34.- Quelques personnes pensent que les différentes existences de l'âme
s'accomplissent de monde en monde, et non sur un même globe où chaque
Esprit ne paraîtrait qu'une seule fois.
Cette doctrine serait
admissible, si tous les habitants de la terre étaient exactement au même
niveau intellectuel et moral ; ils ne pourraient alors progresser qu'en
allant dans un autre monde, et leur réincarnation sur la terre serait
sans utilité, or Dieu ne fait rien d'inutile. Dès l'instant qu'on y
trouve tous les degrés d'intelligence et de moralité, depuis la
sauvagerie qui côtoie l'animal jusqu'à la civilisation la plus avancée,
elle offre un vaste champ au progrès ; on se demanderait pourquoi le
sauvage serait obligé d'aller chercher ailleurs le degré au-dessus de
lui quand il le trouve à côté de lui, et ainsi de proche en proche ;
pourquoi l'homme avancé n'aurait pu faire ses premières étapes que dans
des mondes inférieurs, alors que les analogues de tous ces mondes sont
autour de lui, qu'il y a différents degrés d'avancement, non seulement
de peuple à peuple, mais dans le même peuple et dans la même famille ?

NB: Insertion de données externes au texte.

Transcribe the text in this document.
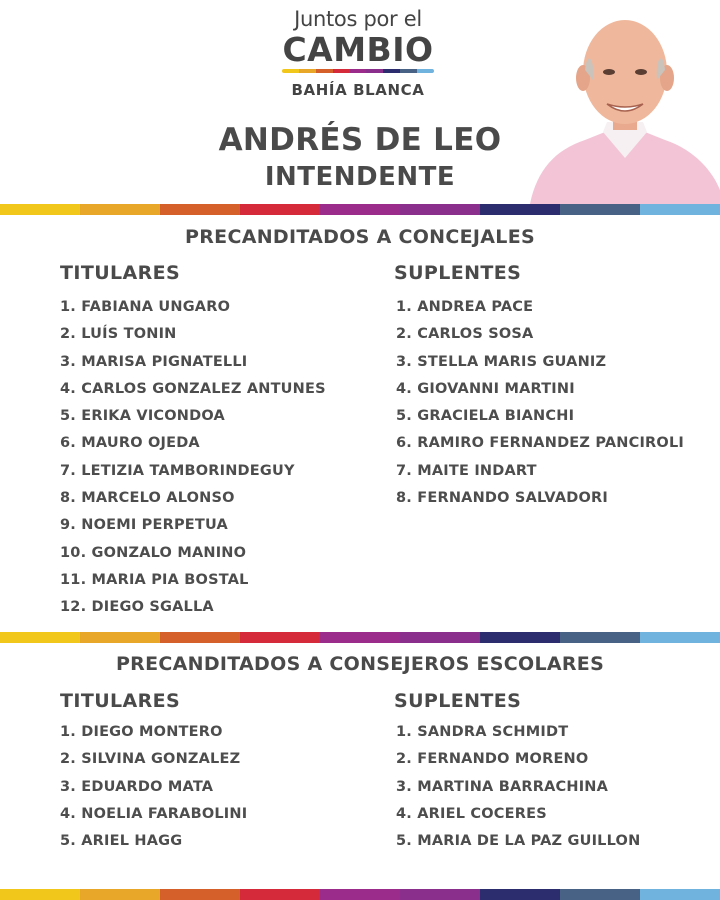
Juntos por el
CAMBIO
BAHÍA BLANCA
ANDRÉS DE LEO
INTENDENTE
PRECANDITADOS A CONCEJALES
TITULARES	SUPLENTES
1. FABIANA UNGARO
2. LUÍS TONIN
3. MARISA PIGNATELLI
4. CARLOS GONZALEZ ANTUNES
5. ERIKA VICONDOA
6. MAURO OJEDA
7. LETIZIA TAMBORINDEGUY
8. MARCELO ALONSO
9. NOEMI PERPETUA
10. GONZALO MANINO
11. MARIA PIA BOSTAL
12. DIEGO SGALLA
1. ANDREA PACE
2. CARLOS SOSA
3. STELLA MARIS GUANIZ
4. GIOVANNI MARTINI
5. GRACIELA BIANCHI
6. RAMIRO FERNANDEZ PANCIROLI
7. MAITE INDART
8. FERNANDO SALVADORI
PRECANDITADOS A CONSEJEROS ESCOLARES
TITULARES	SUPLENTES
1. DIEGO MONTERO
2. SILVINA GONZALEZ
3. EDUARDO MATA
4. NOELIA FARABOLINI
5. ARIEL HAGG
1. SANDRA SCHMIDT
2. FERNANDO MORENO
3. MARTINA BARRACHINA
4. ARIEL COCERES
5. MARIA DE LA PAZ GUILLON
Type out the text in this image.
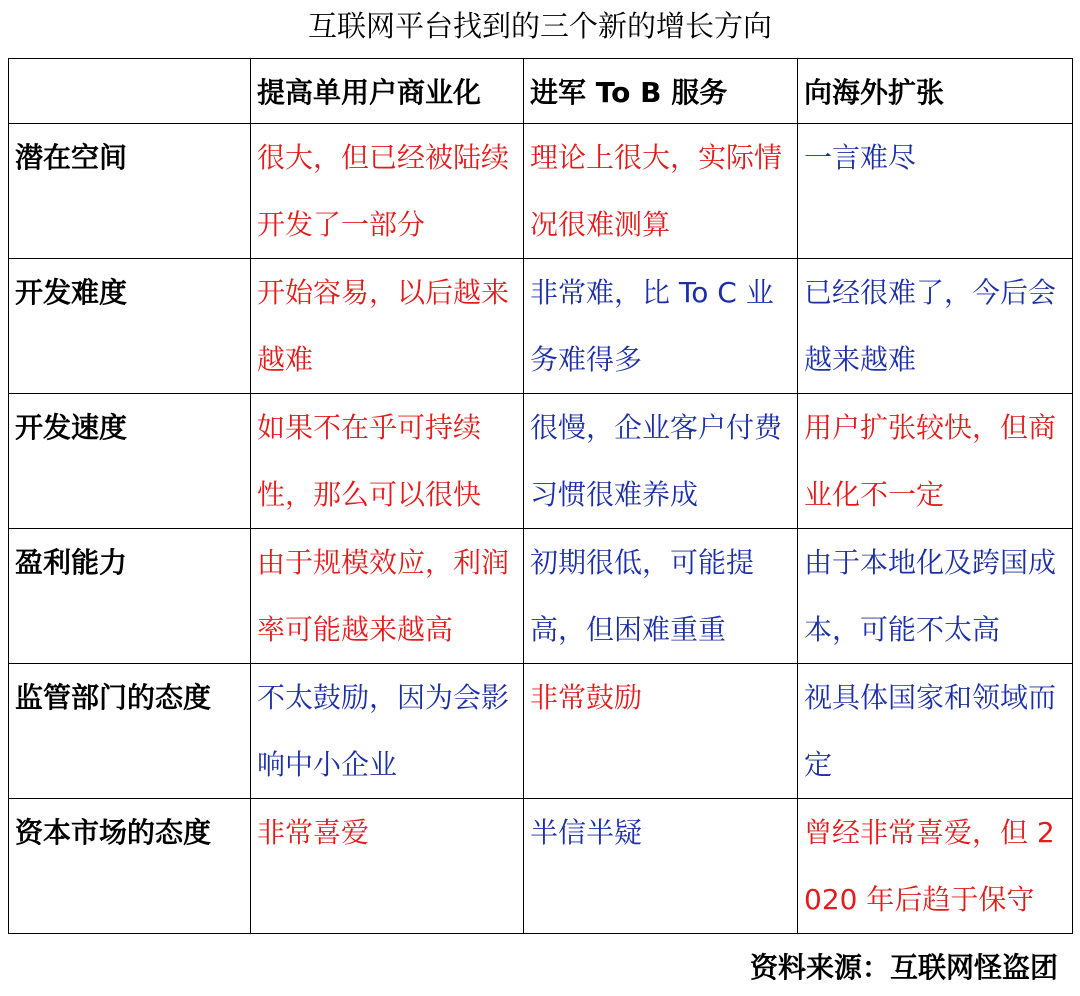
互联网平台找到的三个新的增长方向
	提高单用户商业化	进军 To B 服务	向海外扩张
潜在空间	很大，但已经被陆续开发了一部分	理论上很大，实际情况很难测算	一言难尽
开发难度	开始容易，以后越来越难	非常难，比 To C 业务难得多	已经很难了，今后会越来越难
开发速度	如果不在乎可持续性，那么可以很快	很慢，企业客户付费习惯很难养成	用户扩张较快，但商业化不一定
盈利能力	由于规模效应，利润率可能越来越高	初期很低，可能提高，但困难重重	由于本地化及跨国成本，可能不太高
监管部门的态度	不太鼓励，因为会影响中小企业	非常鼓励	视具体国家和领域而定
资本市场的态度	非常喜爱	半信半疑	曾经非常喜爱，但 2020 年后趋于保守
资料来源：互联网怪盗团
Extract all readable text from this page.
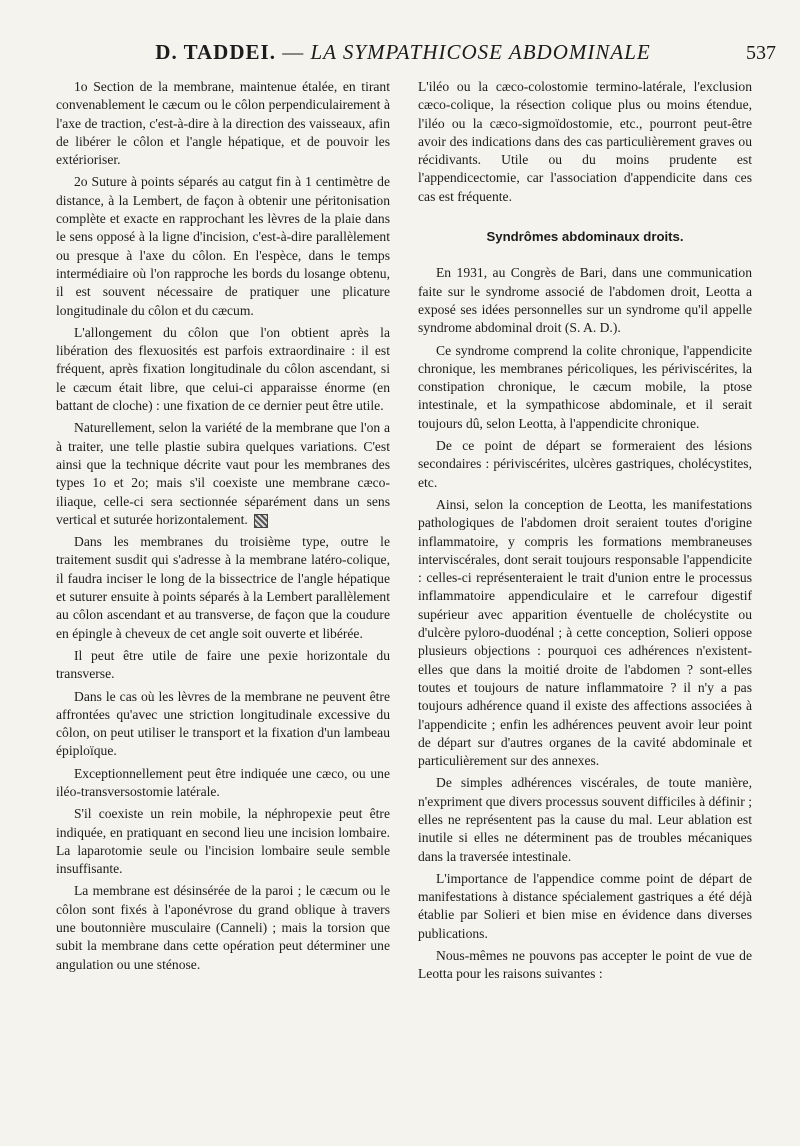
D. TADDEI. — LA SYMPATHICOSE ABDOMINALE	537

1o Section de la membrane, maintenue étalée, en tirant convenablement le cæcum ou le côlon perpendiculairement à l'axe de traction, c'est-à-dire à la direction des vaisseaux, afin de libérer le côlon et l'angle hépatique, et de pouvoir les extérioriser.

2o Suture à points séparés au catgut fin à 1 centimètre de distance, à la Lembert, de façon à obtenir une péritonisation complète et exacte en rapprochant les lèvres de la plaie dans le sens opposé à la ligne d'incision, c'est-à-dire parallèlement ou presque à l'axe du côlon. En l'espèce, dans le temps intermédiaire où l'on rapproche les bords du losange obtenu, il est souvent nécessaire de pratiquer une plicature longitudinale du côlon et du cæcum.

L'allongement du côlon que l'on obtient après la libération des flexuosités est parfois extraordinaire : il est fréquent, après fixation longitudinale du côlon ascendant, si le cæcum était libre, que celui-ci apparaisse énorme (en battant de cloche) : une fixation de ce dernier peut être utile.

Naturellement, selon la variété de la membrane que l'on a à traiter, une telle plastie subira quelques variations. C'est ainsi que la technique décrite vaut pour les membranes des types 1o et 2o; mais s'il coexiste une membrane cæco-iliaque, celle-ci sera sectionnée séparément dans un sens vertical et suturée horizontalement.

Dans les membranes du troisième type, outre le traitement susdit qui s'adresse à la membrane latéro-colique, il faudra inciser le long de la bissectrice de l'angle hépatique et suturer ensuite à points séparés à la Lembert parallèlement au côlon ascendant et au transverse, de façon que la coudure en épingle à cheveux de cet angle soit ouverte et libérée.

Il peut être utile de faire une pexie horizontale du transverse.

Dans le cas où les lèvres de la membrane ne peuvent être affrontées qu'avec une striction longitudinale excessive du côlon, on peut utiliser le transport et la fixation d'un lambeau épiploïque.

Exceptionnellement peut être indiquée une cæco, ou une iléo-transversostomie latérale.

S'il coexiste un rein mobile, la néphropexie peut être indiquée, en pratiquant en second lieu une incision lombaire. La laparotomie seule ou l'incision lombaire seule semble insuffisante.

La membrane est désinsérée de la paroi ; le cæcum ou le côlon sont fixés à l'aponévrose du grand oblique à travers une boutonnière musculaire (Canneli) ; mais la torsion que subit la membrane dans cette opération peut déterminer une angulation ou une sténose.

L'iléo ou la cæco-colostomie termino-latérale, l'exclusion cæco-colique, la résection colique plus ou moins étendue, l'iléo ou la cæco-sigmoïdostomie, etc., pourront peut-être avoir des indications dans des cas particulièrement graves ou récidivants. Utile ou du moins prudente est l'appendicectomie, car l'association d'appendicite dans ces cas est fréquente.

Syndrômes abdominaux droits.

En 1931, au Congrès de Bari, dans une communication faite sur le syndrome associé de l'abdomen droit, Leotta a exposé ses idées personnelles sur un syndrome qu'il appelle syndrome abdominal droit (S. A. D.).

Ce syndrome comprend la colite chronique, l'appendicite chronique, les membranes péricoliques, les périviscérites, la constipation chronique, le cæcum mobile, la ptose intestinale, et la sympathicose abdominale, et il serait toujours dû, selon Leotta, à l'appendicite chronique.

De ce point de départ se formeraient des lésions secondaires : périviscérites, ulcères gastriques, cholécystites, etc.

Ainsi, selon la conception de Leotta, les manifestations pathologiques de l'abdomen droit seraient toutes d'origine inflammatoire, y compris les formations membraneuses interviscérales, dont serait toujours responsable l'appendicite : celles-ci représenteraient le trait d'union entre le processus inflammatoire appendiculaire et le carrefour digestif supérieur avec apparition éventuelle de cholécystite ou d'ulcère pyloro-duodénal ; à cette conception, Solieri oppose plusieurs objections : pourquoi ces adhérences n'existent-elles que dans la moitié droite de l'abdomen ? sont-elles toutes et toujours de nature inflammatoire ? il n'y a pas toujours adhérence quand il existe des affections associées à l'appendicite ; enfin les adhérences peuvent avoir leur point de départ sur d'autres organes de la cavité abdominale et particulièrement sur des annexes.

De simples adhérences viscérales, de toute manière, n'expriment que divers processus souvent difficiles à définir ; elles ne représentent pas la cause du mal. Leur ablation est inutile si elles ne déterminent pas de troubles mécaniques dans la traversée intestinale.

L'importance de l'appendice comme point de départ de manifestations à distance spécialement gastriques a été déjà établie par Solieri et bien mise en évidence dans diverses publications.

Nous-mêmes ne pouvons pas accepter le point de vue de Leotta pour les raisons suivantes :
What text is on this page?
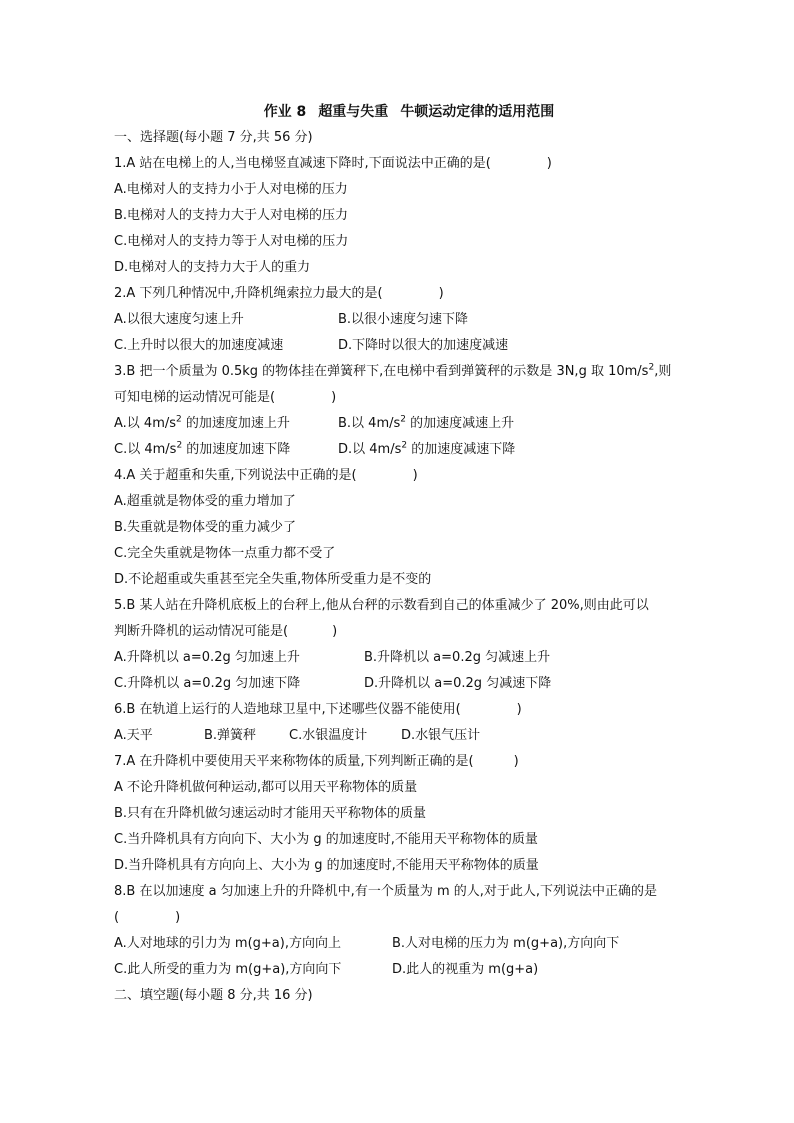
作业 8 超重与失重 牛顿运动定律的适用范围
一、选择题(每小题 7 分,共 56 分)
1.A 站在电梯上的人,当电梯竖直减速下降时,下面说法中正确的是(	)
A.电梯对人的支持力小于人对电梯的压力
B.电梯对人的支持力大于人对电梯的压力
C.电梯对人的支持力等于人对电梯的压力
D.电梯对人的支持力大于人的重力
2.A 下列几种情况中,升降机绳索拉力最大的是(	)
A.以很大速度匀速上升	B.以很小速度匀速下降
C.上升时以很大的加速度减速	D.下降时以很大的加速度减速
3.B 把一个质量为 0.5kg 的物体挂在弹簧秤下,在电梯中看到弹簧秤的示数是 3N,g 取 $10m/s^2$,则
可知电梯的运动情况可能是(	)
A.以 $4m/s^2$ 的加速度加速上升	B.以 $4m/s^2$ 的加速度减速上升
C.以 $4m/s^2$ 的加速度加速下降	D.以 $4m/s^2$ 的加速度减速下降
4.A 关于超重和失重,下列说法中正确的是(	)
A.超重就是物体受的重力增加了
B.失重就是物体受的重力减少了
C.完全失重就是物体一点重力都不受了
D.不论超重或失重甚至完全失重,物体所受重力是不变的
5.B 某人站在升降机底板上的台秤上,他从台秤的示数看到自己的体重减少了 20%,则由此可以
判断升降机的运动情况可能是(	)
A.升降机以 a=0.2g 匀加速上升	B.升降机以 a=0.2g 匀减速上升
C.升降机以 a=0.2g 匀加速下降	D.升降机以 a=0.2g 匀减速下降
6.B 在轨道上运行的人造地球卫星中,下述哪些仪器不能使用(	)
A.天平	B.弹簧秤	C.水银温度计	D.水银气压计
7.A 在升降机中要使用天平来称物体的质量,下列判断正确的是(	)
A 不论升降机做何种运动,都可以用天平称物体的质量
B.只有在升降机做匀速运动时才能用天平称物体的质量
C.当升降机具有方向向下、大小为 g 的加速度时,不能用天平称物体的质量
D.当升降机具有方向向上、大小为 g 的加速度时,不能用天平称物体的质量
8.B 在以加速度 a 匀加速上升的升降机中,有一个质量为 m 的人,对于此人,下列说法中正确的是
(	)
A.人对地球的引力为 m(g+a),方向向上	B.人对电梯的压力为 m(g+a),方向向下
C.此人所受的重力为 m(g+a),方向向下	D.此人的视重为 m(g+a)
二、填空题(每小题 8 分,共 16 分)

S'il en était ainsi, Dieu aurait fait quelque chose d'inutile en plaçant
côte à côte l'ignorance et le savoir, la barbarie et la civilisation,
le bien et la mal, tandis que c'est précisément ce contact qui fait
avancer les retardataires.
Il n'y a donc pas plus de nécessité à
ce que les hommes changent de monde à chaque étape, qu'il y en a pour
qu'un écolier change de collège à chaque classe ; loin que cela fût un
avantage pour le progrès, ce serait une entrave, car l'Esprit serait
privé de l'exemple que lui offre la vue des degrés supérieurs, et de la
possibilité de réparer ses torts dans le même milieu et à l'égard de
ceux qu'il a offensés, possibilité qui est pour lui le plus puissant
moyen d'avancement moral. Après une courte cohabitation, les Esprits se
dispersant et devenant étrangers les uns aux autres, les liens de
famille et d'amitié, n'ayant pas eu le temps de se consolider, seraient
rompus.
A l'inconvénient moral se joindrait un inconvénient
matériel. La nature des éléments, les lois organiques, les conditions
d'existence, varient selon les mondes ; sous ce rapport, il n'y en a pas
deux qui soient parfaitement identiques. Nos traités de physique, de
chimie, d'anatomie, de médecine, de botanique, etc., ne serviraient à
rien dans les autres mondes, et cependant ce que l'on y apprend n'est
pas perdu ; non seulement cela développe l'intelligence, mais les idées
que l'on y puise aident à en acquérir de nouvelles (Chap. VI, n° 61 et
suiv.). Si l'Esprit ne faisait qu'une seule apparition, souvent de
courte durée, dans le même monde, à chaque migration il se trouverait
dans des conditions toutes différentes ; il opérerait chaque fois sur
des éléments nouveaux, avec des forces et selon des lois inconnues pour
lui, avant d'avoir eu le temps d'élaborer les éléments connus, de les
étudier, de s'y exercer. Ce serait chaque fois un nouvel apprentissage à
faire, et ces changements incessants seraient un obstacle au progrès.
L'Esprit doit donc rester sur le même monde jusqu'à ce qu'il y ait
acquis la somme de connaissances et le degré de perfection que comporte
ce monde (N° 31).
Que les Esprits quittent pour un monde plus
avancé celui sur lequel ils ne peuvent plus rien acquérir, cela doit
être et cela est ; tel est le principe. S'il en est qui le quittent
auparavant, c'est sans doute par des causes individuelles que Dieu pèse
dans sa sagesse.
Tout a un but dans la création, sans quoi Dieu
ne serait ni prudent, ni sage ; or, si la terre ne doit être qu'une
seule étape pour le progrès de chaque individu, quelle utilité y
aurait-il pour les enfants qui meurent en bas âge d'y venir passer
quelques années, quelques mois, quelques heures, pendant lesquelles ils
n'y peuvent rien acquérir ? Il en est de même pour les idiots et les
crétins. Une théorie n'est bonne qu'à la condition de résoudre toutes
les questions qui s'y rattachent. La question des morts prématurées a
été une pierre d'achoppement pour toutes les doctrines, excepté pour la
doctrine spirite, qui seule l'a résolue d'une manière rationnelle et
complète.
Pour ceux qui fournissent sur la terre une carrière
normale, il y a, pour leur progrès, un avantage réel à se retrouver dans
le même milieu, pour y continuer ce qu'ils ont laissé inachevé, souvent
dans la même famille ou en contact avec les mêmes personnes, pour
réparer le mal qu'ils ont pu faire, ou pour y subir la peine du talion.